The critical design choice — the one that made government adoption possible — was what I call the human-in-the-loop standard. In environments where pure autonomy isn't just risky but unacceptable, you need architecture that ensures people remain at the center of every critical decision. Not as an afterthought or an override button, but as a structural feature of how the system operates. DWO was built around that principle.
DWO is now embedded in the monitoring of complex public systems across Hong Kong — one of the densest urban environments on the planet. Not a pilot. Not a sandbox. Production infrastructure that millions of people depend on.
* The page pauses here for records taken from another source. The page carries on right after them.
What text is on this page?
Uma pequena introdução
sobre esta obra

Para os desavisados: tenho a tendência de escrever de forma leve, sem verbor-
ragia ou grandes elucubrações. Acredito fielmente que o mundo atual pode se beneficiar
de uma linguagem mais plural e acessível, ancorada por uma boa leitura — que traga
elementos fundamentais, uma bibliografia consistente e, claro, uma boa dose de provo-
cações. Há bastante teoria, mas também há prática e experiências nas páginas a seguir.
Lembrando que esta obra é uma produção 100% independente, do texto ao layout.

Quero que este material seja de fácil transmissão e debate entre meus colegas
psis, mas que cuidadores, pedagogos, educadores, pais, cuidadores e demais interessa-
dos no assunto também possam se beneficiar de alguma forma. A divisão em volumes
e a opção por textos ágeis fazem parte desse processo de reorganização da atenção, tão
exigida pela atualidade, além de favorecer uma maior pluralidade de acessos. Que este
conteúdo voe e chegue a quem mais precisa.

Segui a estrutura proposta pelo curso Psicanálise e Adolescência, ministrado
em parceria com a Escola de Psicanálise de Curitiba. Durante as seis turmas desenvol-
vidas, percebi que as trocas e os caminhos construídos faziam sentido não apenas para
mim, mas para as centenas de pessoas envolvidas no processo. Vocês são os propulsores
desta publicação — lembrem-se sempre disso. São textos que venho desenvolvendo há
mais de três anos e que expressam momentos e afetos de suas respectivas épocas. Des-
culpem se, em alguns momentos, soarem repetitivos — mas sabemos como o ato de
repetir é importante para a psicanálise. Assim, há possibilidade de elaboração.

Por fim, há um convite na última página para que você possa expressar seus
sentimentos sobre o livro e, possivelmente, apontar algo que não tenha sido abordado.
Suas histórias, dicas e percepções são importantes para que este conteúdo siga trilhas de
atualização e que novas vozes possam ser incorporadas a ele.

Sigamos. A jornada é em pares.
Mid-to-Late 2025: The Standardization Wave
Once orchestration proved viable in production, the industry moved toward standardization. Anthropic's Model Context Protocol (MCP) emerged as an open standard for connecting agents to external tools and data sources, giving the ecosystem a common language for interoperability. Salesforce launched Agentforce 2.0, an enterprise-scale orchestration platform. Across the industry, the conversation shifted from "can agents work together?" to "how do we govern, standardize, and scale the systems that manage them?"
This was validation. Not of any single product, but of the entire thesis that orchestration — not raw model capability — is the bottleneck standing between experimental AI and operational AI.
2026 and Beyond: The Inflection Point
We are now entering what I believe is an inflection point. Businesses are beginning to scale what some are calling "Agentic Meshes" — modular, interconnected workflows where AI agents are managed as a first-class workforce alongside human teams. Microsoft's Agent 365 vision points in this direction. So does the broader enterprise push to treat agents not as novelty features but as durable operational resources.
The trajectory is clear: agents will become infrastructure. They will monitor systems, execute workflows, make recommendations, escalate exceptions, and operate continuously — not because they replace human judgment, but because they extend it into domains where speed, scale, and complexity exceed what people can handle alone.
The hard part was never building a clever agent. The hard part was building the connective tissue between intelligence and infrastructure — the orchestration layer that makes agents trustworthy enough to operate where it matters. That's the problem I set out to solve. That's the problem DWO was built for. And that's the problem the entire industry is now organized around.